The publication of HTM-2010 by the U.K.’s Medicines Inspection Agency in 1994 brought about a wholesale re-examination of steam sterilization across the global pharmaceutical industry . While most of the documents in this lengthy tome offer greater insight into an important process, some have created tension and may lead to misunderstandings in a number of areas.
Inspectors, initially from just the U.K. but later from across Europe, began to assert the validity of “steam quality” to practitioners in the U.S. and elsewhere. An entire generation of sterilization scientists found their concepts and assumptions regarding sterilization effectiveness challenged by the precepts embodied in HTM-2010. Inquiries into non-condensable gases, moisture fraction, superheated steam and equilibration time resulted in difficulties when the exacting requirements of HTM-2010 were applied.
Resistance to the tenets of HTM-2010 has led to difficulties; facilities have been disapproved, processes altered and product changes and approvals have been delayed in order to promote conformance to the monograph. Voices raised in opposition have been somewhat placated by statements that the expectations apply only to porous load sterilization [2, 3].
Where sterilization of sealed containers is the concern, the “steam quality” concepts are acknowledged as irrelevant (many of these processes use air-over pressure to aid container-closure integrity during cooling of the load post-process, thus negating several of the key steam quality concerns). This has led to an unfortunate separation of thought. At the core of both schools of thought, processes, parts and terminal sterilization are the very same: moist heat destruction of microorganisms using saturated steam; and while the differences are seemingly substantial, there is commonality that if examined closely leads to clearer perspectives on porous load sterilization.
This article will re-examine revised steam quality expectations with full consideration of how steam sterilization is accomplished in settings other than porous loads.
A maximum of 3.5 mL of non-condensable gases per 100 mL of condensed steam is considered acceptable .At first glimpse, the notion that steam for sterilization should not contain gases that are not steam, and which could inhibit steam penetration to the surface of the object, seems eminently reasonable.
Consider, however, what occurs in a sealed sterile container of product with an air or nitrogen headspace. When an inoculum is applied to the underside of the stopper, and then subjected to the sterilization process (in the sealed container with heat supplied by steam on the outside of the container), the microorganisms are wholly inactivated provided there is steam contact with the surface where the microorganisms are placed (it is possible to inoculate where the stopper surface cannot be reached by the internally developed steam, in which case a moist heat resistant inoculum may survive). This occurs without any removal of air from the container and is in direct contrast with the expectation for minimal air in the moist heat process.

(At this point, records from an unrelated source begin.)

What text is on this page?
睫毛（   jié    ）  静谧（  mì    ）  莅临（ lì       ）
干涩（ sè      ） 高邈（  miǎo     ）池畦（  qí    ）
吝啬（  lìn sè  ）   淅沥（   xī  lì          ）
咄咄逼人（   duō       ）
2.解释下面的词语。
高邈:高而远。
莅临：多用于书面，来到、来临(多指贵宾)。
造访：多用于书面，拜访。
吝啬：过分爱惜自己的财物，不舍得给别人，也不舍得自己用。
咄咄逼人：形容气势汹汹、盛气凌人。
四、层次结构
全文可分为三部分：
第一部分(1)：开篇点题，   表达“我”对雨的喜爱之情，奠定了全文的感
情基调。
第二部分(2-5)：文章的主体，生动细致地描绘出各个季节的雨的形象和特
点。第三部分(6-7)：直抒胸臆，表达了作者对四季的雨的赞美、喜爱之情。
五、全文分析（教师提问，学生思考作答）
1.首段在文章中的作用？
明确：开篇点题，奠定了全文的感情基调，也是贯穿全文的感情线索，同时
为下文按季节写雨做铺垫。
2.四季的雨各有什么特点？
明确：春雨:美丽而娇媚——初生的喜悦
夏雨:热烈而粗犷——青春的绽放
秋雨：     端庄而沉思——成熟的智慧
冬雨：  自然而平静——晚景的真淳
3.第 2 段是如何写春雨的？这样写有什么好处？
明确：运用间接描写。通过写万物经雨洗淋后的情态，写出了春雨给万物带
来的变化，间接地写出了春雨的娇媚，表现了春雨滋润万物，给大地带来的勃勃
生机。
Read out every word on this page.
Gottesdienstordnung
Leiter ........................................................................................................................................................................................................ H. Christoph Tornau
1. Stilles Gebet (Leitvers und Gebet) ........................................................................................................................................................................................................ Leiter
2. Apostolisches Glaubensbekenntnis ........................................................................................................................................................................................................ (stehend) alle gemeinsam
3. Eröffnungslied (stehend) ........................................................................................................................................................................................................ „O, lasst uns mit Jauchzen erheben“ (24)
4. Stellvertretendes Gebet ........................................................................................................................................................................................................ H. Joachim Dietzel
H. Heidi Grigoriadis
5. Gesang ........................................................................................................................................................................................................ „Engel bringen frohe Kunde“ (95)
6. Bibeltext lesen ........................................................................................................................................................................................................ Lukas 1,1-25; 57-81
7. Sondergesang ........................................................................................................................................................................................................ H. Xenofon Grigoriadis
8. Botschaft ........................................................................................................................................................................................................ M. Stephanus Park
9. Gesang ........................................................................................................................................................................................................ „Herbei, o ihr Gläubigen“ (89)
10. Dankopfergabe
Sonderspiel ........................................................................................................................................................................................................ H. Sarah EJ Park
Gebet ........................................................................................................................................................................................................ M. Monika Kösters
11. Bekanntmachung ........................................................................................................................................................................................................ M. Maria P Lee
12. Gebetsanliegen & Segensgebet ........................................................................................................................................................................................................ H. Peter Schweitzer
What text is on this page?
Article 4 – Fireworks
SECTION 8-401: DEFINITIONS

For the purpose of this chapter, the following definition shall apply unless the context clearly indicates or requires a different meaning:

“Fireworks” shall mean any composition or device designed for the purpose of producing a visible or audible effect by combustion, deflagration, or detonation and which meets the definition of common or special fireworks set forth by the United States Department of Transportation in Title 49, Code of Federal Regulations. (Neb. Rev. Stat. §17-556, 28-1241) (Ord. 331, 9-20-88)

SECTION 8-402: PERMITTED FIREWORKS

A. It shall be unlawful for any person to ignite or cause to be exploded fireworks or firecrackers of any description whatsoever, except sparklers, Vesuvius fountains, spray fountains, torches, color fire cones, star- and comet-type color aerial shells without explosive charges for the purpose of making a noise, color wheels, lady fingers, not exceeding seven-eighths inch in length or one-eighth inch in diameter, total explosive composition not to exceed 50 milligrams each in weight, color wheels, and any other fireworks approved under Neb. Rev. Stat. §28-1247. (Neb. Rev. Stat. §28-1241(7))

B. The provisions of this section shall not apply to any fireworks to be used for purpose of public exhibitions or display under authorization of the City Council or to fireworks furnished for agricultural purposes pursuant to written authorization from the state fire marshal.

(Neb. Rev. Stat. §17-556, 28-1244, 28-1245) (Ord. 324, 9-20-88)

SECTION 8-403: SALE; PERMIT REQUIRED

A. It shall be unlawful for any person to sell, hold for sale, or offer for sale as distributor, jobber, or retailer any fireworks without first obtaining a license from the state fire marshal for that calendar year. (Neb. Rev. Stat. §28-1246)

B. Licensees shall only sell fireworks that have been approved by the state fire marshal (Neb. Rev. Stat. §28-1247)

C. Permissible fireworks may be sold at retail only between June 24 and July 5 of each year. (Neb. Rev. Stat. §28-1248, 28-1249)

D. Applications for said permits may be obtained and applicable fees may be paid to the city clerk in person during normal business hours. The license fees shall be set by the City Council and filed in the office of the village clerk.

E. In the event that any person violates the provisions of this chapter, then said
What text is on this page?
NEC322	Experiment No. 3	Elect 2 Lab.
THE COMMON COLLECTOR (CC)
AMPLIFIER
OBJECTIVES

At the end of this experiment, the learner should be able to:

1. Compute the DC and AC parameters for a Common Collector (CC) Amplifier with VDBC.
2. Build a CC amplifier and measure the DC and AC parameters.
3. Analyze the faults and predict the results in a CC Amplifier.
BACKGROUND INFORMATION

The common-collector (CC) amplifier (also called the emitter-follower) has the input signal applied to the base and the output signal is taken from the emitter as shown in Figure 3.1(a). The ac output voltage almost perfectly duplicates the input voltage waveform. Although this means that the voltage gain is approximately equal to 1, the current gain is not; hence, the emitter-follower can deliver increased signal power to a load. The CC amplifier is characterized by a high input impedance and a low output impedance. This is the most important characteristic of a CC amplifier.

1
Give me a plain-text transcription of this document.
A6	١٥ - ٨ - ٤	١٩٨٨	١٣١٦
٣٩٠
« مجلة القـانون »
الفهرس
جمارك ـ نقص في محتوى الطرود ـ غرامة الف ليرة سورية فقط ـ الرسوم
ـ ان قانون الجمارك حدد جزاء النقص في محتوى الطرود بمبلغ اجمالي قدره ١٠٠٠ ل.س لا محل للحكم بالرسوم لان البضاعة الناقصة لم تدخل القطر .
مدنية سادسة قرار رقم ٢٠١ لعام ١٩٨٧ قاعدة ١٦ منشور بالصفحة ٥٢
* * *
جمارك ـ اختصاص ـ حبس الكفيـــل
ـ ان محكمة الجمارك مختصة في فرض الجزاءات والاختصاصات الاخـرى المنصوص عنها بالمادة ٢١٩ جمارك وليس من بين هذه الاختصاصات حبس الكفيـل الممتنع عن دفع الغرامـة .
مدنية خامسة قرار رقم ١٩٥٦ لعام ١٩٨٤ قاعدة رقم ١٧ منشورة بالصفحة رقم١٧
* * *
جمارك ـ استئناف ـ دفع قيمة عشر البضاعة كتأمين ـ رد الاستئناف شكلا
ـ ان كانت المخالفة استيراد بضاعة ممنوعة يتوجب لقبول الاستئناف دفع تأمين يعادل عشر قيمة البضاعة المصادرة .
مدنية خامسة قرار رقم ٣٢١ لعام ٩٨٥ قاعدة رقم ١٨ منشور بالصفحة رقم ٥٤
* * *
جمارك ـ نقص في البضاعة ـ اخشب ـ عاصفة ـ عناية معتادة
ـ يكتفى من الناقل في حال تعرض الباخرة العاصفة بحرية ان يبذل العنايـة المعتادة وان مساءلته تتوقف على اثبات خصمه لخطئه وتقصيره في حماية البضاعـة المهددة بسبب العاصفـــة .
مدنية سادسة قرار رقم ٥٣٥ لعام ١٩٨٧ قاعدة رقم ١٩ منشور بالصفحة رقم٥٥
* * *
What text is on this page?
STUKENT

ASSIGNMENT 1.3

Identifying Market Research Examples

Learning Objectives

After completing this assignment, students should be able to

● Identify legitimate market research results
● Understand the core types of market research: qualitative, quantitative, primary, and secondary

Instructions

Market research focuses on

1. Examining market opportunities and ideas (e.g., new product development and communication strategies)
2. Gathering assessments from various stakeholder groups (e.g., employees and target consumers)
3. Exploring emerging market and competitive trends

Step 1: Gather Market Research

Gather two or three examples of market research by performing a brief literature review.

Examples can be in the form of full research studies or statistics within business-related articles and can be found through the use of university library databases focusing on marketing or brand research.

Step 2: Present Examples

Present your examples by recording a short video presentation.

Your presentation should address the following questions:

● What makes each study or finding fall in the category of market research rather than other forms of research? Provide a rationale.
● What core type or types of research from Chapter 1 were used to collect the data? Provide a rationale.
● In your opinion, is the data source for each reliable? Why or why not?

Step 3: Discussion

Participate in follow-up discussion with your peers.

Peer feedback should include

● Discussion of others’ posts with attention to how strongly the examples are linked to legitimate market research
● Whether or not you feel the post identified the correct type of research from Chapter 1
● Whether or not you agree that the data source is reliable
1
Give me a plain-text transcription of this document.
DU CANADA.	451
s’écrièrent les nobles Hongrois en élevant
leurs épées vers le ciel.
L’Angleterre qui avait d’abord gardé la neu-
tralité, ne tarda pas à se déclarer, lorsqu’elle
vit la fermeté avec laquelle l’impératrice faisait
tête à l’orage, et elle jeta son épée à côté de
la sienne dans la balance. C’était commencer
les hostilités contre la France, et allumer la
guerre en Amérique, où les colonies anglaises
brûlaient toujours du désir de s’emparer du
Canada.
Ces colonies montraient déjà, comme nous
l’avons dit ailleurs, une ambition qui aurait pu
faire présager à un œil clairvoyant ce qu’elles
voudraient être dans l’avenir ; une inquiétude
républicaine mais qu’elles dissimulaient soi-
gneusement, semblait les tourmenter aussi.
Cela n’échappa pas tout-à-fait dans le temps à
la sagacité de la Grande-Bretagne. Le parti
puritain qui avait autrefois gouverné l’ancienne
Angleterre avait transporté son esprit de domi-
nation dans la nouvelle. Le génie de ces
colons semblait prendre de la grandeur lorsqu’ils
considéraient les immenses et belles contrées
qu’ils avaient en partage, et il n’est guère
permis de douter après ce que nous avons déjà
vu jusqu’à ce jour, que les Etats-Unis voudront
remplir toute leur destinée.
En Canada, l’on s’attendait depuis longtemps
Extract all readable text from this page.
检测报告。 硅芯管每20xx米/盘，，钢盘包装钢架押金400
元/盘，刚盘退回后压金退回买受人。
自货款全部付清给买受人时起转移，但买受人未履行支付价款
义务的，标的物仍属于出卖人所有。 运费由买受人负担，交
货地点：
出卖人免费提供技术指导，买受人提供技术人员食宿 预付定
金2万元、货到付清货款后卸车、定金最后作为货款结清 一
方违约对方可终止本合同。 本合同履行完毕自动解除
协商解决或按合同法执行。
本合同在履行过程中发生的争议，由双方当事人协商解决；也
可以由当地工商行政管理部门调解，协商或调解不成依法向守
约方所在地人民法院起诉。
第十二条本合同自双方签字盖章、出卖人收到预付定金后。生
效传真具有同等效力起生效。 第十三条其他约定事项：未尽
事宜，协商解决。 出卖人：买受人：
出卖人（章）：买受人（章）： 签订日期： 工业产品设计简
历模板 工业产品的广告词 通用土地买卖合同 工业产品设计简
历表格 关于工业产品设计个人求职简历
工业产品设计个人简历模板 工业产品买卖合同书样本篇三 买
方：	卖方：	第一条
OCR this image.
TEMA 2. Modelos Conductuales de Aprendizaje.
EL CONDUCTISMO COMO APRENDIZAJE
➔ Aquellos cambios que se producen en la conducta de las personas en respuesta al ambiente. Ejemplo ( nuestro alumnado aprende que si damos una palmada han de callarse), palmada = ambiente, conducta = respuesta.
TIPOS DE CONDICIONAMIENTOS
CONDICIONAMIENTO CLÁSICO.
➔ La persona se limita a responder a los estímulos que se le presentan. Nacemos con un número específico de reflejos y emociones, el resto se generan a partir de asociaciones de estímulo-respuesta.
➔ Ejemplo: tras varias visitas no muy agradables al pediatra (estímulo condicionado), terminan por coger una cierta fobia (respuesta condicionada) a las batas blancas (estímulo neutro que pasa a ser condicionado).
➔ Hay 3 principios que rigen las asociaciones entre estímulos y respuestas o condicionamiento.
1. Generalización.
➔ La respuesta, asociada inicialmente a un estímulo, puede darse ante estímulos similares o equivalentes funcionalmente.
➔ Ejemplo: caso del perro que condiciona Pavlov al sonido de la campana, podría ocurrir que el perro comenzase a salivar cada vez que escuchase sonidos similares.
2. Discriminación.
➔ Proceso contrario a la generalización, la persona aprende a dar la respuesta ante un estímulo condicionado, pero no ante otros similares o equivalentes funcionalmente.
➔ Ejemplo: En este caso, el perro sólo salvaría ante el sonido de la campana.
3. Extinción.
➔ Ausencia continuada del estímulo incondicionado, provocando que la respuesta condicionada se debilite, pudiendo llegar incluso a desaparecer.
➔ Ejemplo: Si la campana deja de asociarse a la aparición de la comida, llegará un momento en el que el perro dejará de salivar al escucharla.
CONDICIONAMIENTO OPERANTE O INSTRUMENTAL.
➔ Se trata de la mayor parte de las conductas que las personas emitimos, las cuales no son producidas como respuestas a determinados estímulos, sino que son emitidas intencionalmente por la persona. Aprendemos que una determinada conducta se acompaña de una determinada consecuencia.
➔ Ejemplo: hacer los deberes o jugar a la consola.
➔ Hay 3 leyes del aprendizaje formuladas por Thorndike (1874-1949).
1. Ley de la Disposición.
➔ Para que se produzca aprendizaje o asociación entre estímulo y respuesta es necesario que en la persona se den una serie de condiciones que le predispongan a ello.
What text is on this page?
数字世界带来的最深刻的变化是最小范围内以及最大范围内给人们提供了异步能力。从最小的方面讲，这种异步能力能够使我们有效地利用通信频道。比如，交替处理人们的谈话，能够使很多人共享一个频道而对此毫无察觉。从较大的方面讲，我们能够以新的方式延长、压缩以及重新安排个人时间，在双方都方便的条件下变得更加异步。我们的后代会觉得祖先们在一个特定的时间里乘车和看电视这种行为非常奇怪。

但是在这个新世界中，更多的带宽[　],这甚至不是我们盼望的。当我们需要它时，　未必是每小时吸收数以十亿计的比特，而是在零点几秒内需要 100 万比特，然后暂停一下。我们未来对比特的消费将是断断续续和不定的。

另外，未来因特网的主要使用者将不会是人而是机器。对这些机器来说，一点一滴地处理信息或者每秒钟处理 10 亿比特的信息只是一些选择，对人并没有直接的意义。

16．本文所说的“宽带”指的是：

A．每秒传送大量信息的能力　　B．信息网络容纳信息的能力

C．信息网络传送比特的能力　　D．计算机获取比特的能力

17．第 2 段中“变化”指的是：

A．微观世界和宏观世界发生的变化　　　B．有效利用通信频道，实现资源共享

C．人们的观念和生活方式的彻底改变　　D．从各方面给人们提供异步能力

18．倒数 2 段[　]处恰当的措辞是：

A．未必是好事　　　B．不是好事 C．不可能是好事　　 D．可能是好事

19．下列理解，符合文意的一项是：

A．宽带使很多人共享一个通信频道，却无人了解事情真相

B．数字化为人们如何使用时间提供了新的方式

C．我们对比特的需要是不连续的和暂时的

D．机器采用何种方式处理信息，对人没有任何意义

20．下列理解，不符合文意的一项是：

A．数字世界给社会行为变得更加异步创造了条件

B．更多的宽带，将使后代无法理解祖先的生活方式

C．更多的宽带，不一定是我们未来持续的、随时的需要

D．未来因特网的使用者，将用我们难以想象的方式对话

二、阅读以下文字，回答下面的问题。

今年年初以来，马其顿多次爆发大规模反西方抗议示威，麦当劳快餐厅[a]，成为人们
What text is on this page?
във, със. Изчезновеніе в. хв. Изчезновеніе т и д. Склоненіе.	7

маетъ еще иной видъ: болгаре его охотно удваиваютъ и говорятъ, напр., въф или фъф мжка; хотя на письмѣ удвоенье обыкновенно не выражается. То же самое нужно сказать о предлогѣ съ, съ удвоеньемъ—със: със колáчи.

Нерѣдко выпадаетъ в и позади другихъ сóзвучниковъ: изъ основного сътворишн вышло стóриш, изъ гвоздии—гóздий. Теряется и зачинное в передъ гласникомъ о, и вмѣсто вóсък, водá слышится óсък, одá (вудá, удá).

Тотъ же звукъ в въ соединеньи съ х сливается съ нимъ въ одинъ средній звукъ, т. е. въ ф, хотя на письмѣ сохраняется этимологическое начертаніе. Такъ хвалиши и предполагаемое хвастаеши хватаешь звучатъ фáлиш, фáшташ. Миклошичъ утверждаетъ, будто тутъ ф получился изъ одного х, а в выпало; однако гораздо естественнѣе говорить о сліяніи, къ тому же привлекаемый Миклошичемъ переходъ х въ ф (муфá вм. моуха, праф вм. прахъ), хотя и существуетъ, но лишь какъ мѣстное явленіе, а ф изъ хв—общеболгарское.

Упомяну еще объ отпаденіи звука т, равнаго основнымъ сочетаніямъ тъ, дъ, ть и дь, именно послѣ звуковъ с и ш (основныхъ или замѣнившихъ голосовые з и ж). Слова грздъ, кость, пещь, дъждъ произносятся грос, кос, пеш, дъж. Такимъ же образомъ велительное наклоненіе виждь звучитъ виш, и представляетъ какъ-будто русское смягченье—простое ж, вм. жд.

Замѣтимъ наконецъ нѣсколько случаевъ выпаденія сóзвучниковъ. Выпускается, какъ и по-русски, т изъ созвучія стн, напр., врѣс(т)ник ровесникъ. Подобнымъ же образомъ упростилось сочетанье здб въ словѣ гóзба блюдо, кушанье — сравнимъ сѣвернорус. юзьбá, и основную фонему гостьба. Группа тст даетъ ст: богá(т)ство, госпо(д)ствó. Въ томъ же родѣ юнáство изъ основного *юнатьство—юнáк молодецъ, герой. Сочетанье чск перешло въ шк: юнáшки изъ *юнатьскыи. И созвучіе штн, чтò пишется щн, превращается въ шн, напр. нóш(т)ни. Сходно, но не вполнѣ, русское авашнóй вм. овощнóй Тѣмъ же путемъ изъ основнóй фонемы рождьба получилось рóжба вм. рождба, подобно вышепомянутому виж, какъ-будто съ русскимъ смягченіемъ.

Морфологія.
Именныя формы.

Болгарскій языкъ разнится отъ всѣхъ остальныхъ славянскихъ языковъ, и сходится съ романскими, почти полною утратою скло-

The situation inside the sealed container is similar to an autoclave without any air trap or condensate drain. The internal pressure in the headspace is higher than what would occur at equilibrium in a pure steam environment as a consequence of the non-condensable gases present in the container above the liquid surface. The absence of any gas removal from the container, accompanied with the destruction of the microorganisms internally, suggests that the presence of a substantial amount of non-condensable gases (as opposed to the minimal amounts tolerated by HTM-2010) has no adverse impact on the destruction of the microorganisms by moist heat. The notions of boundary layers and insulating effects of trace non-condensable gas on the sterilization process seem nonsensical in the face of complete kill without any air removal at all.
The next “steam quality” element of concern is the potential presence of excessive moisture in the steam. The expectation here is that the steam will contain not more than 5% (10% for non-metallic loads) liquid in equilibrium with the gaseous steam . This is somewhat counter-intuitive to begin with: the very first thing that happens with saturated steam when it contacts a cooler object is condensation of the steam vapor to liquid water. Placing a restrictive limit on this makes little sense given what will occur naturally in the autoclave when the steam contacts the load (as well as the walls of the sterilizer).
Returning to the terminal sterilization model, the absurdity of the requirement is even more evident. In terminal sterilization of liquids, the challenge microorganism is placed in the liquid (in addition to the container-closure area noted above that is evaluated separately). Sterilization of solutions is readily accomplished where the moisture fraction is 100%, there being no steam present at all! The real effect of excessive moisture in saturated steam is to reduce the amount of heat available in the steam for heating the load elements to process temperature.
There is one more aspect of the moisture fraction that bears discussion. Moist heat sterilization derives its name from the presence of moisture in the heating process. Dry steam that does not condense during the sterilization process is no more effective than hot air in the sterilization of materials. Water must be present to attain sterilization in the 120°C to130°C range in the desired time period. Without liquid water, moist heat sterilization is impossible. A misnomer that seems all too common in this area is that of “dry saturated steam”. No such material exists in reality, as the most basic of requirements for saturation is the presence of both phases; liquid and gas.